The authors acknowledge that it is unclear how coronavirus spread would be affected if schools remained open while states enacted other policies to restrict movement. They say it is possible school-related spread may be mitigated with infection-control interventions recommended by the Centers for Disease Control and Prevention (CDC) and the American Academy of Pediatrics, including frequent handwashing, universal mask policies, physical distancing measures and increased sanitation procedures. “However, given that school closure also alters adult behavior, decreasing Covid-19 spread within schools may be inadequate as a standalone intervention and may require continued alteration of adult interactions,” the authors caution.

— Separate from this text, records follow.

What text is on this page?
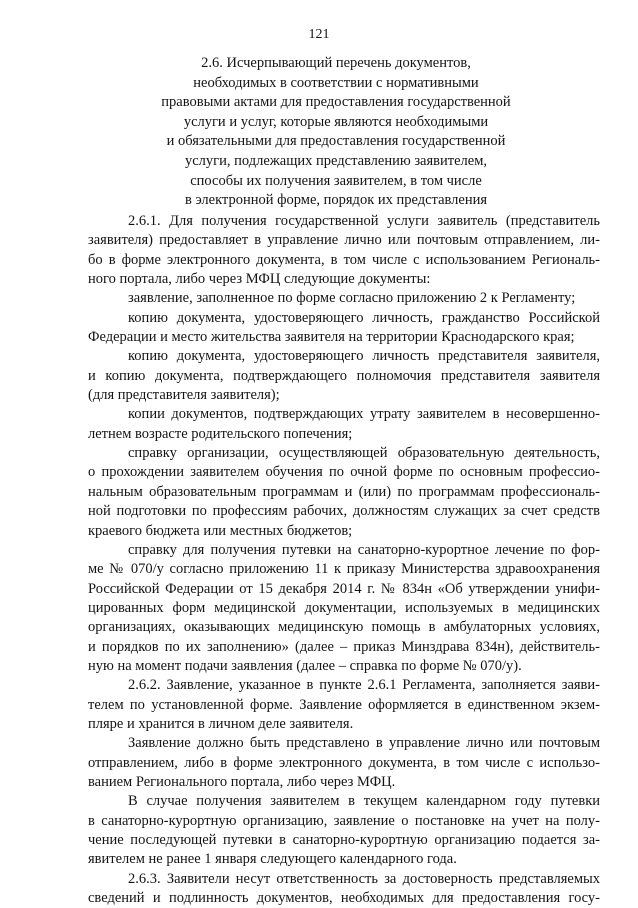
121
2.6. Исчерпывающий перечень документов,
необходимых в соответствии с нормативными
правовыми актами для предоставления государственной
услуги и услуг, которые являются необходимыми
и обязательными для предоставления государственной
услуги, подлежащих представлению заявителем,
способы их получения заявителем, в том числе
в электронной форме, порядок их представления
2.6.1. Для получения государственной услуги заявитель (представитель
заявителя) предоставляет в управление лично или почтовым отправлением, ли-
бо в форме электронного документа, в том числе с использованием Региональ-
ного портала, либо через МФЦ следующие документы:
заявление, заполненное по форме согласно приложению 2 к Регламенту;
копию документа, удостоверяющего личность, гражданство Российской
Федерации и место жительства заявителя на территории Краснодарского края;
копию документа, удостоверяющего личность представителя заявителя,
и копию документа, подтверждающего полномочия представителя заявителя
(для представителя заявителя);
копии документов, подтверждающих утрату заявителем в несовершенно-
летнем возрасте родительского попечения;
справку организации, осуществляющей образовательную деятельность,
о прохождении заявителем обучения по очной форме по основным профессио-
нальным образовательным программам и (или) по программам профессиональ-
ной подготовки по профессиям рабочих, должностям служащих за счет средств
краевого бюджета или местных бюджетов;
справку для получения путевки на санаторно-курортное лечение по фор-
ме № 070/у согласно приложению 11 к приказу Министерства здравоохранения
Российской Федерации от 15 декабря 2014 г. № 834н «Об утверждении унифи-
цированных форм медицинской документации, используемых в медицинских
организациях, оказывающих медицинскую помощь в амбулаторных условиях,
и порядков по их заполнению» (далее – приказ Минздрава 834н), действитель-
ную на момент подачи заявления (далее – справка по форме № 070/у).
2.6.2. Заявление, указанное в пункте 2.6.1 Регламента, заполняется заяви-
телем по установленной форме. Заявление оформляется в единственном экзем-
пляре и хранится в личном деле заявителя.
Заявление должно быть представлено в управление лично или почтовым
отправлением, либо в форме электронного документа, в том числе с использо-
ванием Регионального портала, либо через МФЦ.
В случае получения заявителем в текущем календарном году путевки
в санаторно-курортную организацию, заявление о постановке на учет на полу-
чение последующей путевки в санаторно-курортную организацию подается за-
явителем не ранее 1 января следующего календарного года.
2.6.3. Заявители несут ответственность за достоверность представляемых
сведений и подлинность документов, необходимых для предоставления госу-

An editorial in JAMA on the current study says that school officials should consider the latest findings in the context of an evolving evidence base on Covid-19. However, it says that while the study suggests a role for school closures in virus mitigation, school and health officials must balance this with academic, health and economic consequences.
The experts from the University of Pittsburgh suggest that bringing students back to school for in-person instruction may be feasible with a “precision public health approach.” Schools are considering hybrid online and in-person instruction, limiting after-school programs, and reconfiguring spaces, food preparation, and distribution. The editorial says that rather than a “one-size-fits-all recommendation,” school districts should rely on best available evidence including local Covid-19 prevalence, policies and practices regarding mask-wearing, and risk of transmission among children of different ages.
“The decision to reopen schools for in-person educational instruction during the fall of 2020 is among the greatest challenges that the US has faced in generations. The decision will have life-long implications for millions of children and their families. In many parts of the country this has become a contentious issue, with children, their families, and teachers expressing strong opinions about what is best for them,” says the editorial. The experts emphasize that there has “rarely been a more important time for open discussion and collaboration with a goal of reaching consensus on reopening schools while protecting the health and well-being of students and educators” during the Covid-19 pandemic.